Hinweis: Die Nährwerte sind ca. Angaben und können je nach verwendeten Produkten leicht abweichen.

Selbstgemachte Schokolade – einfacher, als ich dachte :-)

Ehrlich gesagt hätte ich nicht gedacht, dass mich selbstgemachte Schokolade so überzeugt.
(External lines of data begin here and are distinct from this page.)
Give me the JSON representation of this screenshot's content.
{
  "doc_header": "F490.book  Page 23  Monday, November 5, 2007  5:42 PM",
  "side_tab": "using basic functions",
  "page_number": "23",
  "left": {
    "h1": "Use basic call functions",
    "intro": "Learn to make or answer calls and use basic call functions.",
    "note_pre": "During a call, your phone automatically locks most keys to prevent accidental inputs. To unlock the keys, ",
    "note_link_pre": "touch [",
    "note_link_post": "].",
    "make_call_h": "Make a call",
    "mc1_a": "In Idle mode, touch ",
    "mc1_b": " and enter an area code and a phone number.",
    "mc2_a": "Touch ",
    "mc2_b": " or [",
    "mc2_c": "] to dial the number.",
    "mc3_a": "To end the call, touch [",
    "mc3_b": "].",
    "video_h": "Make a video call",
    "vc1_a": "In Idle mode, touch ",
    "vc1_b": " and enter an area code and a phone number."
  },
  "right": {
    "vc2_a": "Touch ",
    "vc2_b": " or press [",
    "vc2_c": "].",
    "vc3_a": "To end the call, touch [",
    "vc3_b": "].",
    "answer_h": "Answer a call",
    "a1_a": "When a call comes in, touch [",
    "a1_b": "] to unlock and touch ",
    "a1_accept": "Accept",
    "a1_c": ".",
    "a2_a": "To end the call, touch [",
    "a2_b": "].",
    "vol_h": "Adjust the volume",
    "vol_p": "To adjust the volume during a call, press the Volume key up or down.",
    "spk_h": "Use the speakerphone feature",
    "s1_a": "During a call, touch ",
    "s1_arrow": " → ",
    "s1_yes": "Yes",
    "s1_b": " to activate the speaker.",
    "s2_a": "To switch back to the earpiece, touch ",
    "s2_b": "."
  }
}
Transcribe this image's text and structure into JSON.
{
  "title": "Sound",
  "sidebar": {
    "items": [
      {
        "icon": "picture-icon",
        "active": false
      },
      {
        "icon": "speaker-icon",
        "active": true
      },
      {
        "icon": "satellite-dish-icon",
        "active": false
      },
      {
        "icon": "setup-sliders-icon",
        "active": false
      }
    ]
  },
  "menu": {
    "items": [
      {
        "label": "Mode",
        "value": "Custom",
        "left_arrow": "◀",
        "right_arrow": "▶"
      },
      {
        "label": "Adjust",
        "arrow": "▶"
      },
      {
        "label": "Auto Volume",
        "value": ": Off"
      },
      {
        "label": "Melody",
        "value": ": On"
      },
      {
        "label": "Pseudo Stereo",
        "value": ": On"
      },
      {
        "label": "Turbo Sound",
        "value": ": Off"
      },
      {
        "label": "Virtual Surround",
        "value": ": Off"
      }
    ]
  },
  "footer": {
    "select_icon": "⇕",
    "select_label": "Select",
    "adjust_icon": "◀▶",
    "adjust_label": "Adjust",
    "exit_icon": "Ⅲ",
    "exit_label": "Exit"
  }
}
Der größte Vorteil für mich ist, dass die zuckerfreie Variante deutlich weniger „verführerisch“ ist als klassische Schokolade.

Sie schmeckt zwar richtig gut, aber durch den vergleichsweise hohen Fettgehalt und den sehr geringen Zuckeranteil reichen mir meist schon ein paar kleine Stücke. Unterm Strich esse ich dadurch insgesamt deutlich weniger Schokolade – und nehme letztlich oft sogar weniger Fett und Kalorien zu mir als bei normaler Schokolade.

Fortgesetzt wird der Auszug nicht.